10 October 2017

Backchannel: “The Myth of a Superhuman AI”

There is no doubt that a super AI can accelerate the process of science. We can make computer simulations of atoms or cells and we can keep speeding them up by many factors, but two issues limit the usefulness of simulations in obtaining instant progress. First, simulations and models can only be faster than their subjects because they leave something out. That is the nature of a model or simulation. Also worth noting: The testing, vetting and proving of those models also has to take place in calendar time to match the rate of their subjects. The testing of ground truth can’t be sped up.

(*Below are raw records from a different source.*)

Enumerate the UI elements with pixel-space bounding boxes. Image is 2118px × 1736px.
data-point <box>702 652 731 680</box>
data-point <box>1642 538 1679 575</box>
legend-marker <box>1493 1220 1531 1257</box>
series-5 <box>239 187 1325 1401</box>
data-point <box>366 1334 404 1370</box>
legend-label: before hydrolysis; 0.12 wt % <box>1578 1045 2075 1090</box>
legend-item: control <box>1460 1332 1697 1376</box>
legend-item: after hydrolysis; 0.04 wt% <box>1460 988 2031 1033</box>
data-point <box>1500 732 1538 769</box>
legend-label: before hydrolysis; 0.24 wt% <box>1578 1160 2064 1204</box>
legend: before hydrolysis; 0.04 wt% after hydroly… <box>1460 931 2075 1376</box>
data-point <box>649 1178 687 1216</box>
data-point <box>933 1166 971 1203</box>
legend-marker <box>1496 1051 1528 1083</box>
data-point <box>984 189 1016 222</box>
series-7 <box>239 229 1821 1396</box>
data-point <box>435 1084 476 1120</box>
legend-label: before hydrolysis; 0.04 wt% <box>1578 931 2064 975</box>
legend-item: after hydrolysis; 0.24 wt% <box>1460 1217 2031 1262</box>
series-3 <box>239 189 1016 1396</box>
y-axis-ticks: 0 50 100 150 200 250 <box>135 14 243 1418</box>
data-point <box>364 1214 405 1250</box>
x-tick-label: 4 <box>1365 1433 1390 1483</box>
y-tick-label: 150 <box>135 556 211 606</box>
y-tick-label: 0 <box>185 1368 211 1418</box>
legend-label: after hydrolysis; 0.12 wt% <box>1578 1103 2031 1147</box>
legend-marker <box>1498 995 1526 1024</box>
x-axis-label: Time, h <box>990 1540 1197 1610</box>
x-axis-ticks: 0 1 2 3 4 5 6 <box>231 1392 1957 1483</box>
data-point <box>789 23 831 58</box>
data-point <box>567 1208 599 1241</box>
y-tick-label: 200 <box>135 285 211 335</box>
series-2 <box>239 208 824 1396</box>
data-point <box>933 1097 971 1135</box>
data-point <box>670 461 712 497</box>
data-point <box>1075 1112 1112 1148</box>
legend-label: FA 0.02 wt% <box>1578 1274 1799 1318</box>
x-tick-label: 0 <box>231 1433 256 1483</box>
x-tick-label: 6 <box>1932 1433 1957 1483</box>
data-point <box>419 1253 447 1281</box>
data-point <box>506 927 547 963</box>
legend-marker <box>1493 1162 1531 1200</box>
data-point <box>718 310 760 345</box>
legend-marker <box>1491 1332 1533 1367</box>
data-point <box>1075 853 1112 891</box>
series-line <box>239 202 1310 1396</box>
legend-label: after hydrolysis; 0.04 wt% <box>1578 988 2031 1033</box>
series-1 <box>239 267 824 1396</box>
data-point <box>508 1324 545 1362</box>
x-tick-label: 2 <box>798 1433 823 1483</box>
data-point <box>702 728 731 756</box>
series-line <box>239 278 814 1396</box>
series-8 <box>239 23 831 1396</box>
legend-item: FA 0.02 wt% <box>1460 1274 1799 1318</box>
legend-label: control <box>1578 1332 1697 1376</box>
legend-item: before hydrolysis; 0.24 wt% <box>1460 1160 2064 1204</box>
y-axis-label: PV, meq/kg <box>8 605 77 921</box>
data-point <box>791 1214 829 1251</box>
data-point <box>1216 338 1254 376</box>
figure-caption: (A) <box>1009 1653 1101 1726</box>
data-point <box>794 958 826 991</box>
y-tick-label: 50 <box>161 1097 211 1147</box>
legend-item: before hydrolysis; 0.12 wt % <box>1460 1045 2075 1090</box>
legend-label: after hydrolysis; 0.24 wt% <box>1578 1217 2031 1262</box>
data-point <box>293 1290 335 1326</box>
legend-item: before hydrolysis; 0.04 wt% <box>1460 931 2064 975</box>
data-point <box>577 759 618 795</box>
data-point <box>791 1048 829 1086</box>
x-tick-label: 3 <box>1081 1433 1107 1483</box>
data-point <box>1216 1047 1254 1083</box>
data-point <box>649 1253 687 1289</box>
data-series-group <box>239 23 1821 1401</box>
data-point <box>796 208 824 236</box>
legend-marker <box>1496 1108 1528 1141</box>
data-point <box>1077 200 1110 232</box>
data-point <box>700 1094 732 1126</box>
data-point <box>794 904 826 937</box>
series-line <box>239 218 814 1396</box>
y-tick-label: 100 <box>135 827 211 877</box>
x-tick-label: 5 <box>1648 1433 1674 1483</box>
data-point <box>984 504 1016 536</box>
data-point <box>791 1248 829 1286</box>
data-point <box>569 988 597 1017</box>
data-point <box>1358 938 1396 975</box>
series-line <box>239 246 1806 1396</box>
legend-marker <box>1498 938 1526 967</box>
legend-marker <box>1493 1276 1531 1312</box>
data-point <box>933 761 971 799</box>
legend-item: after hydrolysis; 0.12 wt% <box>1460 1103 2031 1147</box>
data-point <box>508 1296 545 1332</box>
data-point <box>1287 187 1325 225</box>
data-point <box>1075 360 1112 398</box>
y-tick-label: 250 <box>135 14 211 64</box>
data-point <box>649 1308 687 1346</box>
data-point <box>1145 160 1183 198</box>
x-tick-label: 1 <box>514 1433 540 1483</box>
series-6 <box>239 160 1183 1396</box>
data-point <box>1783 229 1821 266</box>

To be useful, artificial intelligences have to be embodied in the world, and that world will often set their pace of innovations. Without conducting experiments, building prototypes, having failures, and engaging in reality, an intelligence can have thoughts but not results. There won’t be instant discoveries the minute, hour, day or year a so-called “smarter-than-human” AI appears. Certainly the rate of discovery will be significantly accelerated by AI advances, in part because alien-ish AI will ask questions no human would ask, but even a vastly powerful (compared to us) intelligence doesn’t mean instant progress. Problems need far more than just intelligence to be solved.

Kevin Kelly

I’ve written about this in the past, but I think it’s worth repeating: AI doesn’t exist somewhere outside the physical restrictions of the real world, nor will it magically solve all human problems. And this article does a wonderful job of exposing and taking apart five assumptions most people make when discussing AI – well worth reading!

Radial tree of life
Every one of these species has undergone an unbroken chain of three billion years of successful reproduction, which means that bacteria and cockroaches today are as highly evolved as humans. There is no ladder. Likewise, there is no ladder of intelligence.